Wie mich Radio auf:hören lehrte

Johannes S. Sistermanns

Wie mich Radio auf:hören lehrte oder so unverzichtbar, unwiederholbar, so einzig        
Seit 1983 arbeite ich als Freischaffender für öffentlich-rechtliche Rundfunkanstalten. Damals entstanden neue radiophone Formen, neue Formate, innheralb der Senderstruktur als auch im öffentlichen Raum. Das hierfür benötigte Budget wurde von den Sendern zur Verfügung gestellt. Sie steigerten sogar noch ihre Budgets für zeitgenössische Musik und Radiokunst, als der einzigen Kunstform, die Radio hervorgebracht hat.  
Im Radio konnte sich, ausgehend von der Öffnung des traditionellen Hörspiels zum ‚Neuen Hörspiel’ durch Klaus Schöning im WDR in den 1970er Jahren, der dann das ‚Studio Akustische Kunst’ gründete, ein neues genuin radiophones Genre etablieren: ‚Ars Acustica’ im SWR, ‚Klangkunst’ im Deutschlandradio, ‚Neue Musik und Klangkunst’ im Hessischen Rundfunk und ‚Hörspiel und Medienkunst’ im Bayerischen Rundfunk. Von diesen Redaktionen gingen weltweite Impulse aus für eine bis dahin völlig unbekannte Kunstform, die sich Anfang der 80er Jahre parallel zu einem etablierteren Neue Musik-, narrativen Hörspiel- sowie Bildende Kunst-Verständnis entwickelte. In der Folge hiervon besetzte der damalige SWF (heute SWR) auch neue mediale Felder, die in das Projekt ‚AudioHyperspaces‘ mündete und damit in erst entstehende und noch unbeschriebene Medienkulturen, für die Radio der Ausgang war, oder um Radio herum unvorhersehbar kreativ gedeihen konnten.
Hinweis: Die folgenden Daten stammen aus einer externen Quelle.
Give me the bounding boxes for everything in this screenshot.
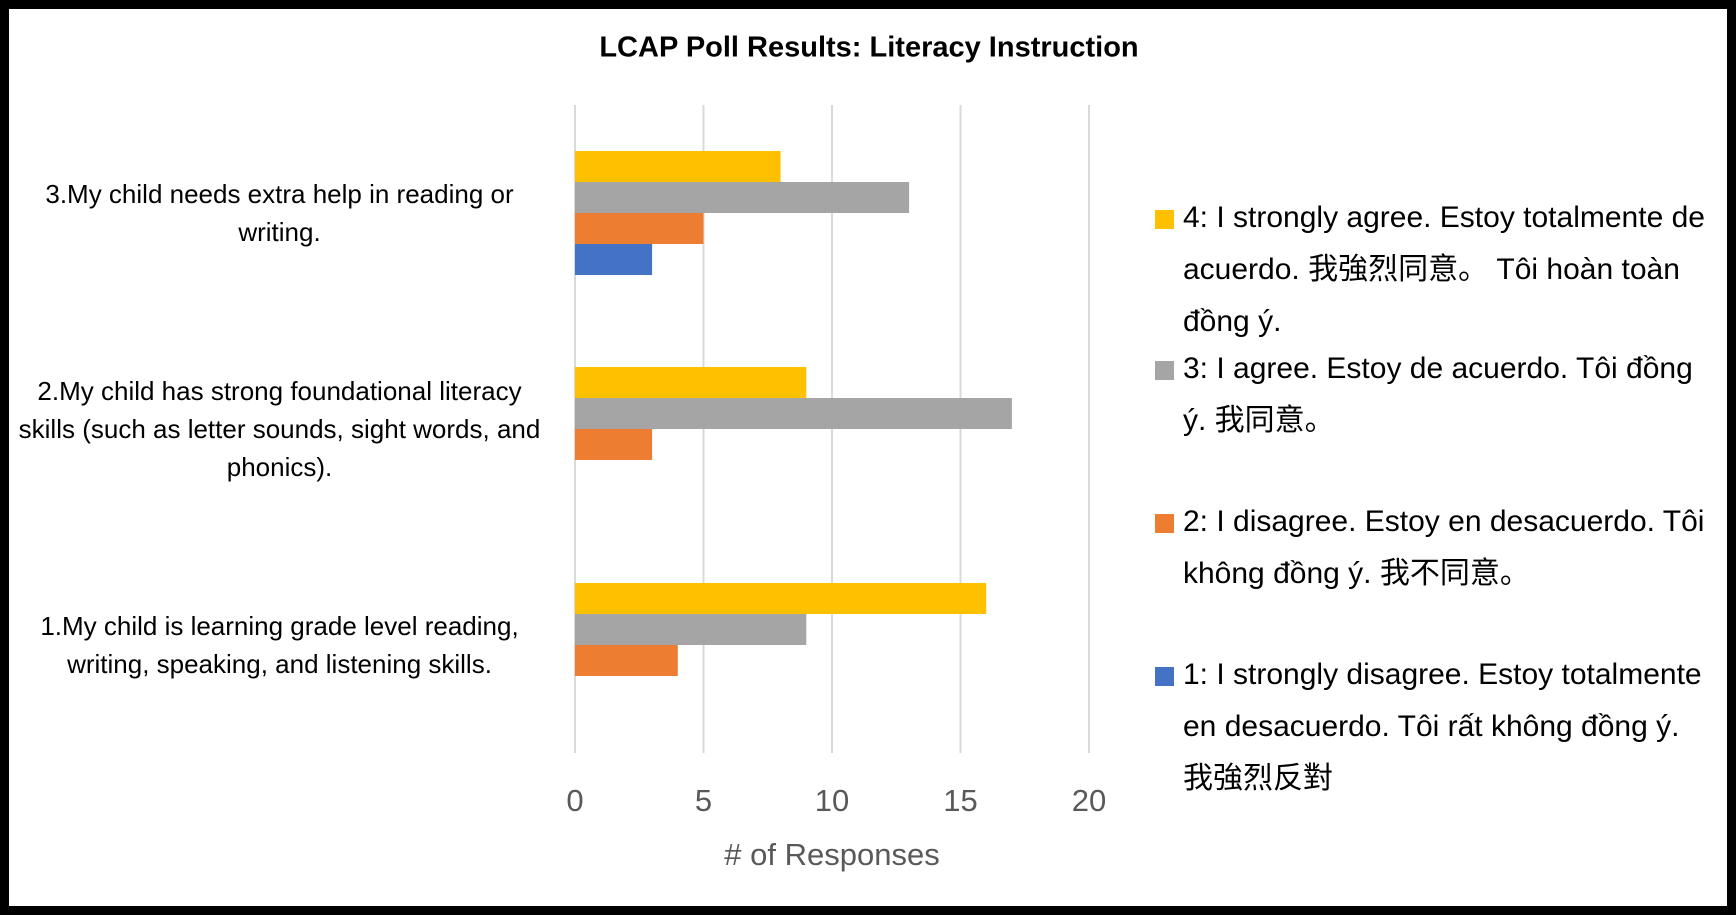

Die Kreation des ‚Deutschen Klangkunst-Preises’ 2002 überstieg dann das Engagement des reinen Radiomachens von WDR3, der mit Partnern und  Förderern Mitinitiator zu einem nationalen Kunstpreis wurde, den er zusammen mit dem Skulpturenmuseum Marl und der ‚Initiative Hören’ bis 2012 jährlich vergab. Diese Phase lässt sich als die eines geistigen Aufbrechens, einer Auflösungstendenz deterministischer Zuschreibungen in Gesellschaft, Kunst und medialer Informations- und Übertragungstechniken ansehen. Die Schritte von nationalen zu globalen, von analogen zu digitalen, hybriden, virtuellen Medientechnologien erlebten ihre geistigen Anfangskonzeptionen, auch weil der Rundfunk sie mit antrieb. Er trug auch dazu bei,  bisherige Lebens-, Außen- sowie Alltags-Räume zu erkennen und zu erweitern zu neuen Spiel-, Aufführungs-, Ausstellungs- und Hör-Räumen. Zu dieser Zeit gab es beim öffentlich-rechtlichen Rundfunk einen breiten common sense, alle diese Aktivitäten auch – ganz oder wesentlich - zu finanzieren.  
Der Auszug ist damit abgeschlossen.